Deel 3 van 3: Voorbeeldprobleem

  1. Zoek de momentane snelheid wanneer t = 1 met de verplaatsingsvergelijking s = 5t - 3t + 2t + 9. Zoals het voorbeeld in het eerste deel, maar dit is een kubiek in plaats van een kwadratisch, dus we kunnen het probleem op dezelfde manier oplossen.
    • Neem eerst de afgeleide van de vergelijking:

      s = 5t - 3t + 2t + 9
      s = (3) 5t - (2) 3t + (1) 2t
      15t - 6t + 2t - 6t + 2

    • Vervolgens vervangen we de waarde van t (4) in:

      s = 15t - 6t + 2
      15(4) - 6(4) + 2
      15(16) - 6(4) + 2
      240 - 24 + 2 = 22 meter per seconde

  2. Gebruik de grafiekschattingsmethode om de momentane snelheid bij (1; 3) te vinden voor de verplaatsingsvergelijking s = 4t - t. Voor dit probleem gebruiken we coördinaten (1; 3) als punt P, maar we moeten andere Q-punten in de buurt vinden. Dan hoeven we alleen maar de H-waarden te vinden en de geschatte waarde af te leiden.
    • Ten eerste vinden we Q-punten als t = 2; 1.5; 1.1 en 1.01.

      s = 4t - t

      t = 2: s = 4 (2) - (2)
      4 (4) - 2 = 16 - 2 = 14, dus Q = (2; 14)
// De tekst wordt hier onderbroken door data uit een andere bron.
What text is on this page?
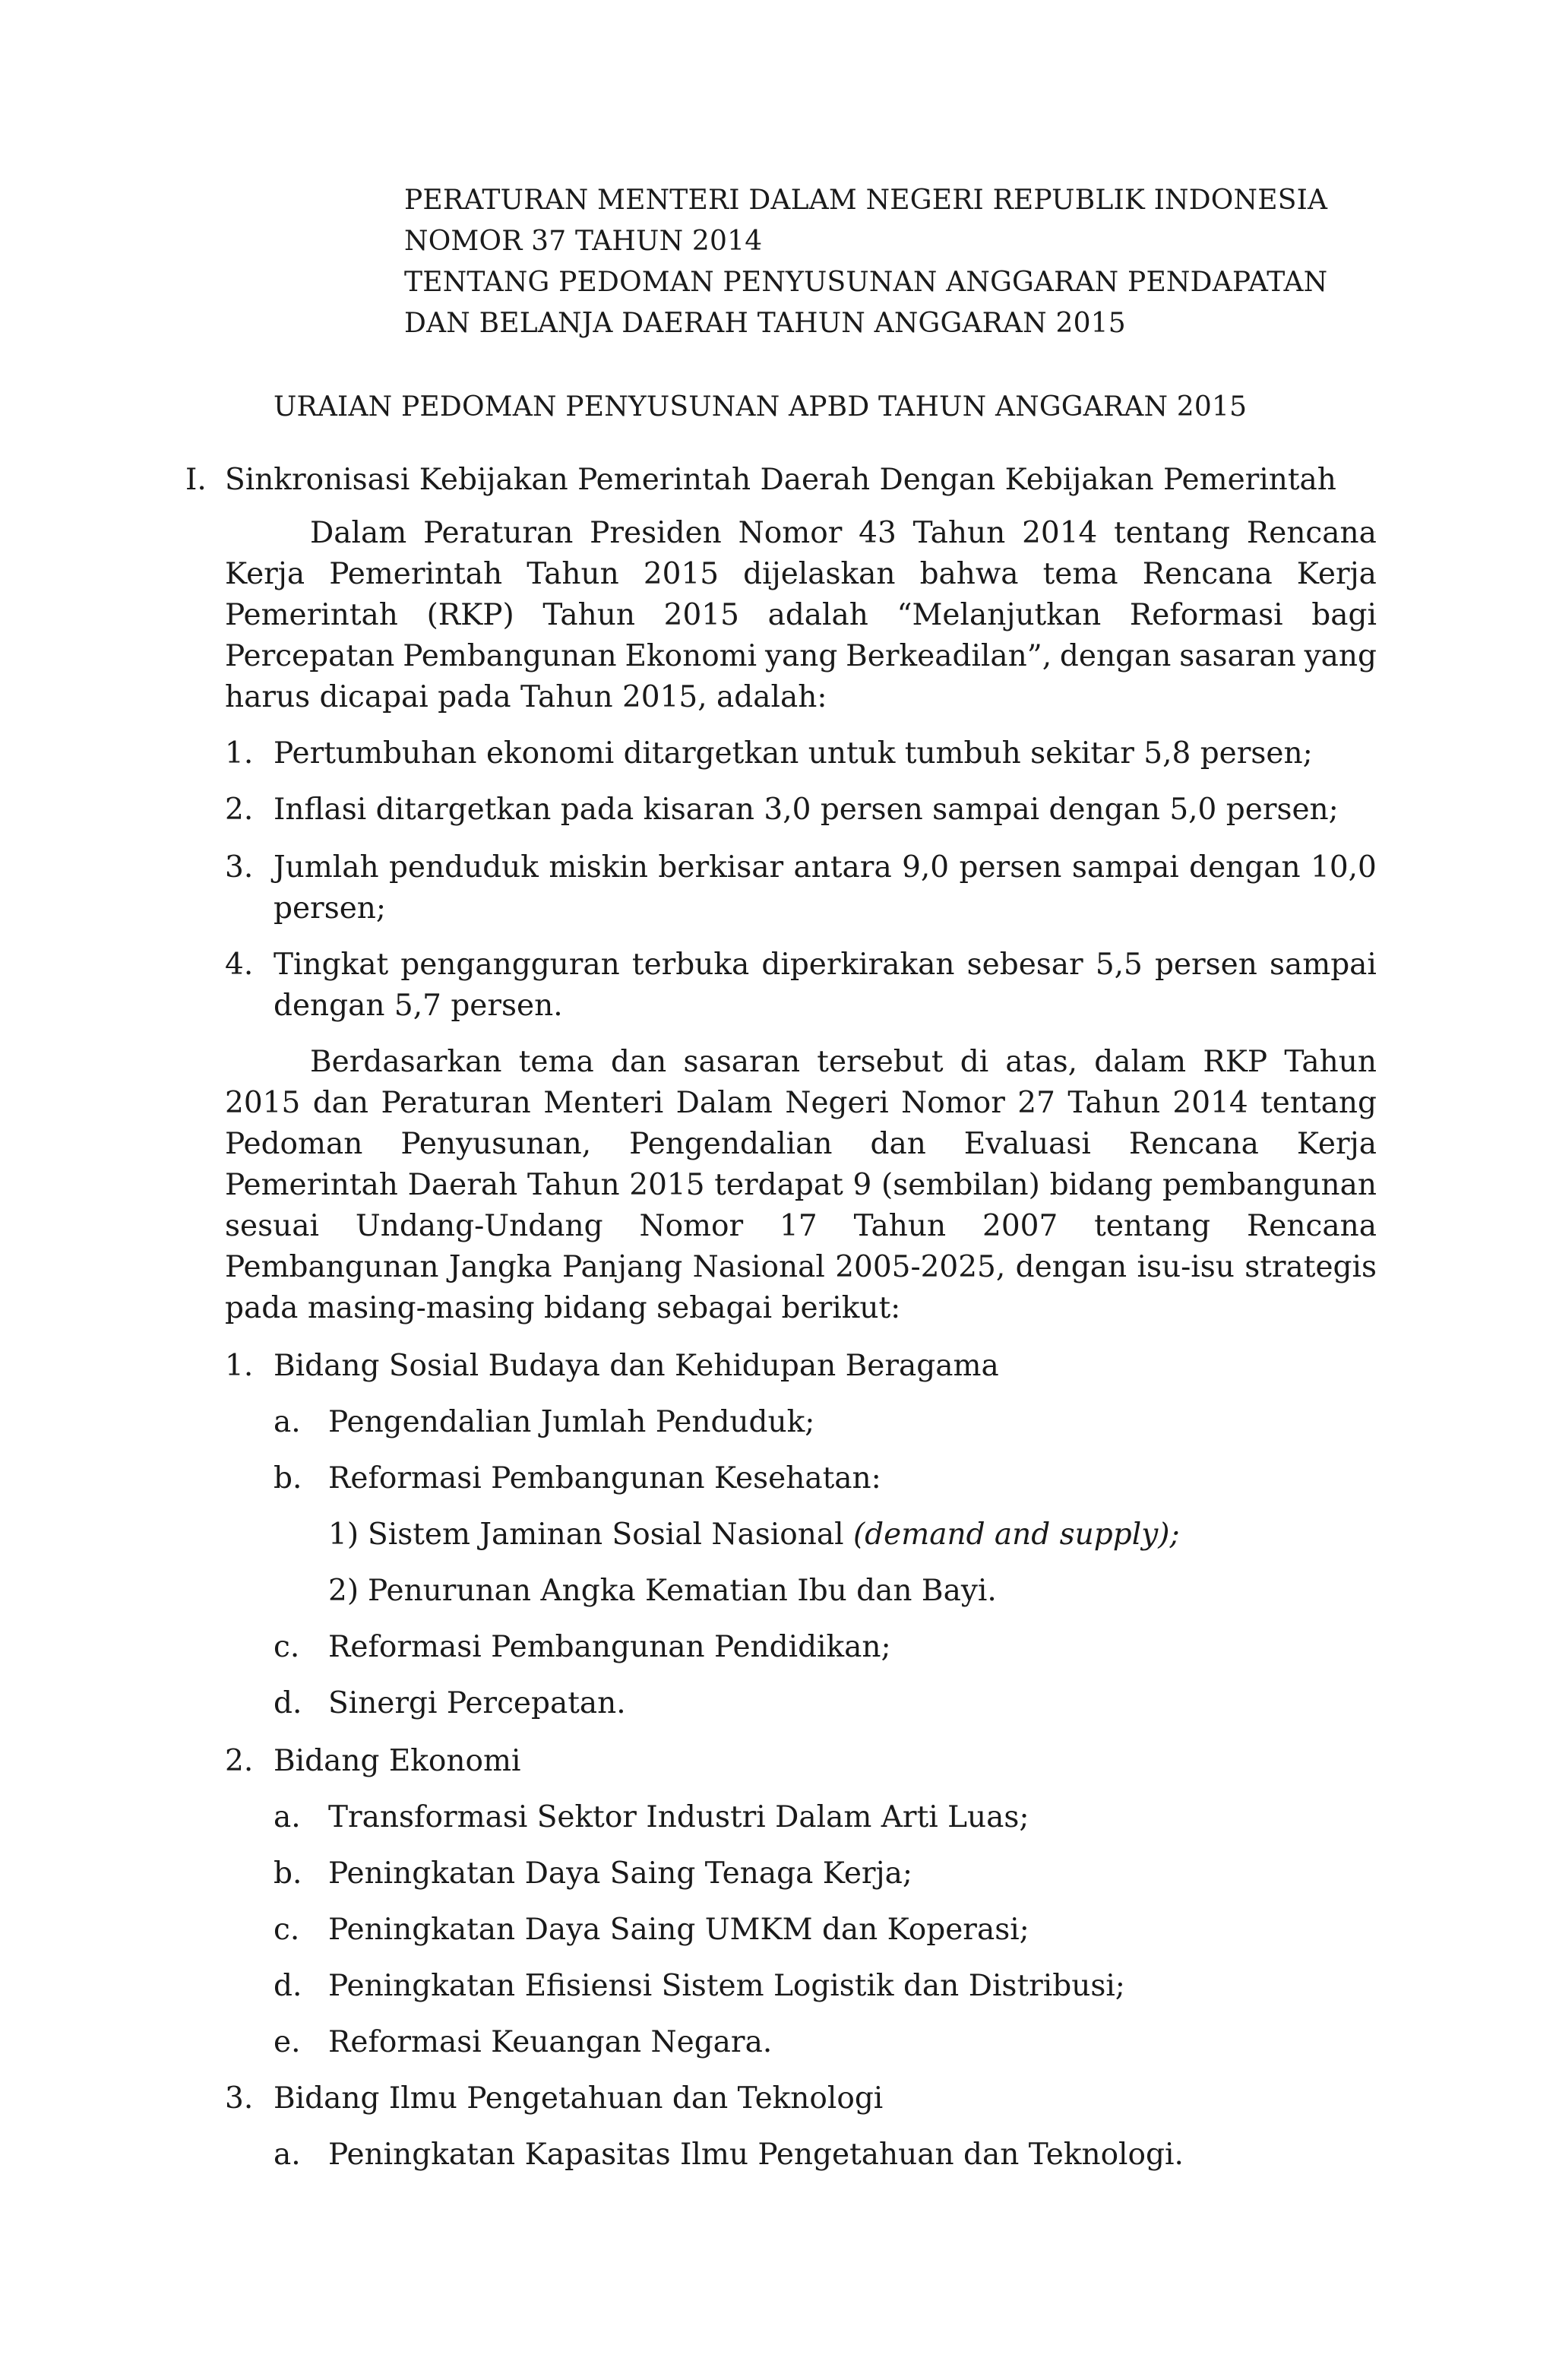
PERATURAN MENTERI DALAM NEGERI REPUBLIK INDONESIA
NOMOR 37 TAHUN 2014
TENTANG PEDOMAN PENYUSUNAN ANGGARAN PENDAPATAN
DAN BELANJA DAERAH TAHUN ANGGARAN 2015
URAIAN PEDOMAN PENYUSUNAN APBD TAHUN ANGGARAN 2015
I. Sinkronisasi Kebijakan Pemerintah Daerah Dengan Kebijakan Pemerintah
Dalam Peraturan Presiden Nomor 43 Tahun 2014 tentang Rencana
Kerja Pemerintah Tahun 2015 dijelaskan bahwa tema Rencana Kerja
Pemerintah (RKP) Tahun 2015 adalah “Melanjutkan Reformasi bagi
Percepatan Pembangunan Ekonomi yang Berkeadilan”, dengan sasaran yang
harus dicapai pada Tahun 2015, adalah:
1. Pertumbuhan ekonomi ditargetkan untuk tumbuh sekitar 5,8 persen;
2. Inflasi ditargetkan pada kisaran 3,0 persen sampai dengan 5,0 persen;
3. Jumlah penduduk miskin berkisar antara 9,0 persen sampai dengan 10,0
persen;
4. Tingkat pengangguran terbuka diperkirakan sebesar 5,5 persen sampai
dengan 5,7 persen.
Berdasarkan tema dan sasaran tersebut di atas, dalam RKP Tahun
2015 dan Peraturan Menteri Dalam Negeri Nomor 27 Tahun 2014 tentang
Pedoman Penyusunan, Pengendalian dan Evaluasi Rencana Kerja
Pemerintah Daerah Tahun 2015 terdapat 9 (sembilan) bidang pembangunan
sesuai Undang-Undang Nomor 17 Tahun 2007 tentang Rencana
Pembangunan Jangka Panjang Nasional 2005-2025, dengan isu-isu strategis
pada masing-masing bidang sebagai berikut:
1. Bidang Sosial Budaya dan Kehidupan Beragama
a. Pengendalian Jumlah Penduduk;
b. Reformasi Pembangunan Kesehatan:
1) Sistem Jaminan Sosial Nasional (demand and supply);
2) Penurunan Angka Kematian Ibu dan Bayi.
c. Reformasi Pembangunan Pendidikan;
d. Sinergi Percepatan.
2. Bidang Ekonomi
a. Transformasi Sektor Industri Dalam Arti Luas;
b. Peningkatan Daya Saing Tenaga Kerja;
c. Peningkatan Daya Saing UMKM dan Koperasi;
d. Peningkatan Efisiensi Sistem Logistik dan Distribusi;
e. Reformasi Keuangan Negara.
3. Bidang Ilmu Pengetahuan dan Teknologi
a. Peningkatan Kapasitas Ilmu Pengetahuan dan Teknologi.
      t = 1,5: s = 4 (1.5) - (1.5)
      4 (2,25) - 1,5 = 9 - 1,5 = 7,5, dus Q = (1,5; 7,5)

      t = 1,1: s = 4 (1,1) - (1,1)
      4 (1,21) - 1,1 = 4,84 - 1,1 = 3,74, dus Q = (1,1; 3,74)

      t = 1,01: s = 4 (1,01) - (1,01)
      4 (1,0201) - 1,01 = 4,0804 - 1,01 = 3,0704, dus dat is het Q = (1,01; 3,0704)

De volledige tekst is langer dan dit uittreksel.